Poster
in
Workshop: Modular, Collaborative and Decentralized Deep Learning
ReM: Sparsify and MoEfy Models with Post-Hoc ReLU Modulation
Wenbo Zhang · Xiang Ren
The expanding scale of foundational models poses challenges in computational resources during model training and inference. A promising solution is to exploit contextual sparsity to convert monolithic modules into selectively computed ones like Mixture of Experts (MoE). However, existing conversion methods rely on predicting the activation sparsity in the original modules, which is only applicable to MLP modules and suffers from redundancy or performance degradation caused by inaccurate predictions. Moreover, models with non-ReLU activations either need to undergo a costly ReLUfication process or have lower activation sparsity.
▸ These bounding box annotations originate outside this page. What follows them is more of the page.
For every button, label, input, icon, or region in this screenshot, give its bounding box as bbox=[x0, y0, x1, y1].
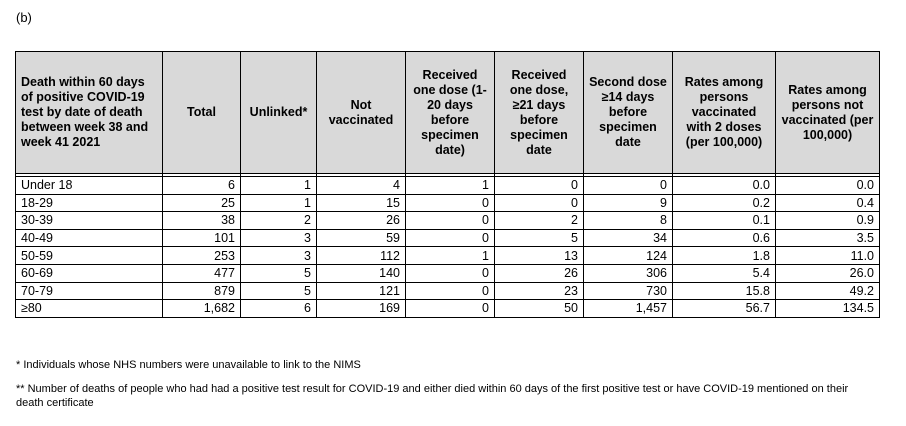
table-cell: 0.6 bbox=[673, 229, 776, 247]
table-cell: 306 bbox=[584, 264, 673, 282]
table-cell: 0 bbox=[495, 194, 584, 212]
col-header-death-window: Death within 60 days of positive COVID-19 test by date of death between week 38 and week 41 2021 bbox=[16, 52, 163, 174]
table-cell: 34 bbox=[584, 229, 673, 247]
table-cell: 0.9 bbox=[776, 212, 880, 230]
table-cell: 134.5 bbox=[776, 300, 880, 318]
table-cell: 253 bbox=[163, 247, 241, 265]
col-header-one-dose-21plus: Received one dose, ≥21 days before specimen date bbox=[495, 52, 584, 174]
row-age-group: 18-29 bbox=[16, 194, 163, 212]
table-cell: 879 bbox=[163, 282, 241, 300]
table-cell: 15 bbox=[317, 194, 406, 212]
table-cell: 9 bbox=[584, 194, 673, 212]
footnote-deaths-definition: ** Number of deaths of people who had had a positive test result for COVID-19 and either died within 60 days of the first positive test or have COVID-19 mentioned on their death certificate bbox=[16, 383, 849, 409]
table-cell: 101 bbox=[163, 229, 241, 247]
table-cell: 0.4 bbox=[776, 194, 880, 212]
table-cell: 5.4 bbox=[673, 264, 776, 282]
table-cell: 1,682 bbox=[163, 300, 241, 318]
vaccination-deaths-table bbox=[15, 51, 880, 318]
table-cell: 0.0 bbox=[673, 177, 776, 195]
table-cell: 0 bbox=[406, 300, 495, 318]
table-cell: 3.5 bbox=[776, 229, 880, 247]
section-label: (b) bbox=[16, 10, 32, 25]
table-cell: 26 bbox=[495, 264, 584, 282]
table-cell: 0 bbox=[406, 264, 495, 282]
col-header-unlinked: Unlinked* bbox=[241, 52, 317, 174]
table-cell: 4 bbox=[317, 177, 406, 195]
table-cell: 0.1 bbox=[673, 212, 776, 230]
table-cell: 1 bbox=[241, 194, 317, 212]
table-row bbox=[16, 229, 880, 247]
table-cell: 0 bbox=[495, 177, 584, 195]
table-row bbox=[16, 212, 880, 230]
row-age-group: 40-49 bbox=[16, 229, 163, 247]
row-age-group: 50-59 bbox=[16, 247, 163, 265]
table-header-row bbox=[16, 52, 880, 174]
table-cell: 49.2 bbox=[776, 282, 880, 300]
table-cell: 124 bbox=[584, 247, 673, 265]
table-cell: 1 bbox=[406, 177, 495, 195]
table-cell: 5 bbox=[495, 229, 584, 247]
table-cell: 26 bbox=[317, 212, 406, 230]
table-cell: 25 bbox=[163, 194, 241, 212]
table-cell: 121 bbox=[317, 282, 406, 300]
table-cell: 1 bbox=[241, 177, 317, 195]
table-cell: 112 bbox=[317, 247, 406, 265]
col-header-second-dose: Second dose ≥14 days before specimen date bbox=[584, 52, 673, 174]
table-row bbox=[16, 177, 880, 195]
row-age-group: ≥80 bbox=[16, 300, 163, 318]
table-cell: 5 bbox=[241, 264, 317, 282]
table-cell: 6 bbox=[241, 300, 317, 318]
table-row bbox=[16, 300, 880, 318]
table-cell: 59 bbox=[317, 229, 406, 247]
table-row bbox=[16, 264, 880, 282]
table-cell: 50 bbox=[495, 300, 584, 318]
table-cell: 0 bbox=[406, 212, 495, 230]
table-cell: 0 bbox=[406, 229, 495, 247]
row-age-group: Under 18 bbox=[16, 177, 163, 195]
table-row bbox=[16, 282, 880, 300]
table-cell: 3 bbox=[241, 247, 317, 265]
table-cell: 1,457 bbox=[584, 300, 673, 318]
col-header-rate-not-vaccinated: Rates among persons not vaccinated (per 100,000) bbox=[776, 52, 880, 174]
table-cell: 5 bbox=[241, 282, 317, 300]
table-cell: 56.7 bbox=[673, 300, 776, 318]
table-cell: 13 bbox=[495, 247, 584, 265]
col-header-not-vaccinated: Not vaccinated bbox=[317, 52, 406, 174]
table-cell: 15.8 bbox=[673, 282, 776, 300]
row-age-group: 70-79 bbox=[16, 282, 163, 300]
table-cell: 0.2 bbox=[673, 194, 776, 212]
row-age-group: 30-39 bbox=[16, 212, 163, 230]
table-cell: 140 bbox=[317, 264, 406, 282]
table-cell: 2 bbox=[495, 212, 584, 230]
table-cell: 730 bbox=[584, 282, 673, 300]
table-cell: 11.0 bbox=[776, 247, 880, 265]
table-cell: 0 bbox=[406, 282, 495, 300]
table-cell: 2 bbox=[241, 212, 317, 230]
col-header-one-dose-1-20: Received one dose (1-20 days before specimen date) bbox=[406, 52, 495, 174]
table-cell: 1 bbox=[406, 247, 495, 265]
table-row bbox=[16, 247, 880, 265]
table-cell: 6 bbox=[163, 177, 241, 195]
table-row bbox=[16, 194, 880, 212]
table-cell: 0 bbox=[406, 194, 495, 212]
table-cell: 26.0 bbox=[776, 264, 880, 282]
table-cell: 23 bbox=[495, 282, 584, 300]
table-cell: 0 bbox=[584, 177, 673, 195]
table-cell: 477 bbox=[163, 264, 241, 282]
footnote-unlinked: * Individuals whose NHS numbers were unavailable to link to the NIMS bbox=[16, 359, 361, 371]
col-header-total: Total bbox=[163, 52, 241, 174]
table-cell: 169 bbox=[317, 300, 406, 318]
table-cell: 1.8 bbox=[673, 247, 776, 265]
table-cell: 38 bbox=[163, 212, 241, 230]
row-age-group: 60-69 bbox=[16, 264, 163, 282]
table-cell: 3 bbox=[241, 229, 317, 247]
table-cell: 0.0 bbox=[776, 177, 880, 195]
col-header-rate-vaccinated: Rates among persons vaccinated with 2 doses (per 100,000) bbox=[673, 52, 776, 174]
table-cell: 8 bbox=[584, 212, 673, 230]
We propose that, instead of inducing sparsity in the original module and training the router to predict it, sparsity can be directly created by the router, which does not rely on specific properties of the main module and can have arbitrary granularity. We introduce ReM (ReLU Modulation), which involves training a modulator gated by ReLU that scales the hidden states (or outputs) of the original module to sparsify it. To obtain structured sparsity that enables parallelization, the weights of this modulator can be clustered to convert it into a MoE router. On BERT-base, ReM reduced inference FLOPs by up to 93\%–substantially improving upon prior methods–while maintaining comparable accuracy, and achieved these gains with over 99\% less retraining costs than previous methods.